Most optical systems involve the use of one or more of the following: sources (e.g., lasers and light-emitting diodes), light modulation components (e.g., liquid-crystal light modulators), transmission media (e.g., free space or fibers), photodetectors (e.g., photodiodes, photomultiplier tubes), information storage devices (e.g., optical disk), processing systems (e.g., imaging and spatial filtering systems) and displays (LCOS microdisplays). These are the topics covered by this course.

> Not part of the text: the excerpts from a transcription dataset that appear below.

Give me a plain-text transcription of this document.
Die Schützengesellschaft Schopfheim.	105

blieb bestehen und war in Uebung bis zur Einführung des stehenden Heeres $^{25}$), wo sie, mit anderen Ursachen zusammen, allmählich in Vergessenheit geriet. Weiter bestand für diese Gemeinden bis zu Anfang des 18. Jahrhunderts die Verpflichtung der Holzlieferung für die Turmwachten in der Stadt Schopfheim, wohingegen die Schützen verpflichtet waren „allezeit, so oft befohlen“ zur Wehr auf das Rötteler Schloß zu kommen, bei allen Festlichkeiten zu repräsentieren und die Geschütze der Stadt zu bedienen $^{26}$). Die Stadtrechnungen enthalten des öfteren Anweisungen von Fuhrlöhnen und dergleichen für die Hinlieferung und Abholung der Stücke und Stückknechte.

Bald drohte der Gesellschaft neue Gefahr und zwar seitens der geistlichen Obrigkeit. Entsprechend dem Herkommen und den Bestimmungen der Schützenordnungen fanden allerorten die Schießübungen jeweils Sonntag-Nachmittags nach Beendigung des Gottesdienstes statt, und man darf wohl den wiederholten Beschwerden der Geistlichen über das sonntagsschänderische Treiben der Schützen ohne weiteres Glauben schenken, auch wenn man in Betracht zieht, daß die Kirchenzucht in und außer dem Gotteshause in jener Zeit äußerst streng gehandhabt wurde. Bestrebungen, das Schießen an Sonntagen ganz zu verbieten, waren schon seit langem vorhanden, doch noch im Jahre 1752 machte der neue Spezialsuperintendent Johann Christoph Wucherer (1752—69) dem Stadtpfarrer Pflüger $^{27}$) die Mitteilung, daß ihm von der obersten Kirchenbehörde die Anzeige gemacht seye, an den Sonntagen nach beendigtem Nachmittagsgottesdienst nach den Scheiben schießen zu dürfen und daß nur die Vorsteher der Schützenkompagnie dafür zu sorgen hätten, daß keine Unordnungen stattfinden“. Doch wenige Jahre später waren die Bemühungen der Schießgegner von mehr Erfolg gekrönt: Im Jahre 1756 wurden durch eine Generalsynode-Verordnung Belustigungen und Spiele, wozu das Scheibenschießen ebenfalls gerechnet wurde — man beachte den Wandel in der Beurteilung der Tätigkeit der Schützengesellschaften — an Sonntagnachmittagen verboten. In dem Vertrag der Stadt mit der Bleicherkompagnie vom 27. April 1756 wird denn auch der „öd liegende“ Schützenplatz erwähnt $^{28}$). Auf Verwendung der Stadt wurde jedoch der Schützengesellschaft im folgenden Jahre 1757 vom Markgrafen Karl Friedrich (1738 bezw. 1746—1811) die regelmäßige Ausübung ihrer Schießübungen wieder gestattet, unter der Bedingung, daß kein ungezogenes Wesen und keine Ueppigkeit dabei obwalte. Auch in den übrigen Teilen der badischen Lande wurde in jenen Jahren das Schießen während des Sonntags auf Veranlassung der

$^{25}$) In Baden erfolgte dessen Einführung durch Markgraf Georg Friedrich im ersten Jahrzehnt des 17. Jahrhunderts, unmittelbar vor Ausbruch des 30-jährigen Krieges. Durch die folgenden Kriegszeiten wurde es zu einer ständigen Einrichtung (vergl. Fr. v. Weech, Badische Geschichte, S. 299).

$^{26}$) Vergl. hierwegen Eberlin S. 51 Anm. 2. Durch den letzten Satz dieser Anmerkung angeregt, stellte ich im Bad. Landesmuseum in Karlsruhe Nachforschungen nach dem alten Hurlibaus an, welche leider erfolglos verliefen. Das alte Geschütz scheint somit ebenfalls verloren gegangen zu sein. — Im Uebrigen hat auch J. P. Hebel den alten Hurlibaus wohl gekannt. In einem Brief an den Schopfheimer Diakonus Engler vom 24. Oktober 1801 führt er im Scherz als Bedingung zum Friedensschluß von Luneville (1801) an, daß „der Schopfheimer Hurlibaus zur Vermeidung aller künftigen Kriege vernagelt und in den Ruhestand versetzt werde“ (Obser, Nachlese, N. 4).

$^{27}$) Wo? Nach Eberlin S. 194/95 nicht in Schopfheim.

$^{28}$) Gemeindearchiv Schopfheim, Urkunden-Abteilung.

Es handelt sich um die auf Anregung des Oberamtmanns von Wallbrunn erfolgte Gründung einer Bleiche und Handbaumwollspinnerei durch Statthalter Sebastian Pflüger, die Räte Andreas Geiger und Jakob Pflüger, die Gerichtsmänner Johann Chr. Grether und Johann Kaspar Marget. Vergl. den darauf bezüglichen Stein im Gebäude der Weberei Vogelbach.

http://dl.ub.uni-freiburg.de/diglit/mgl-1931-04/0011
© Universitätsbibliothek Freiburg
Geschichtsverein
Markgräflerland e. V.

Two sessions/week; 1.5 hours/session

Course Staff

Instructor: Prof. Cardinal Warde

Grader: David Dunmeyer

Textbooks and Reading Materials

Some of the topics that we will cover are still areas of active research and are not yet treated in textbooks. Consequently, a combination of class notes and lecture slides will be provided on each topic. However, several of the basic concepts are covered in the following textbooks:

Goodman, J. W. Fourier Optics. 2nd ed. New York, NY: McGraw-Hill, 1996. ISBN: 0070242542.

Yariv, A. Optical Electronics in Modern Communications. 5th ed. New York, NY: Oxford University Press, 1997. ISBN: 0195106261.

Saleh, B., and M. Teich. Fundamentals of Photonics. New York, NY: Wiley, 1991. ISBN: 0471839655.

Hecht, E. Optics. 4th ed. Reading, MA: Addison Wesley, 2001. ISBN: 0805385665.

Portions of the material we will cover can also be found scattered throughout a number of journals and conference proceedings that include:

Journal of the Optical Society of America.

Applied Optics.

Optics Letters.

Applied Physics Letters.

Optics Communications.

Optical Engineering.

Proceedings of the Society of Photo-Optical Instrumentation Engineers (SPIE).

Occasionally, the student will be expected to read and apply material covered in articles selected from these journals.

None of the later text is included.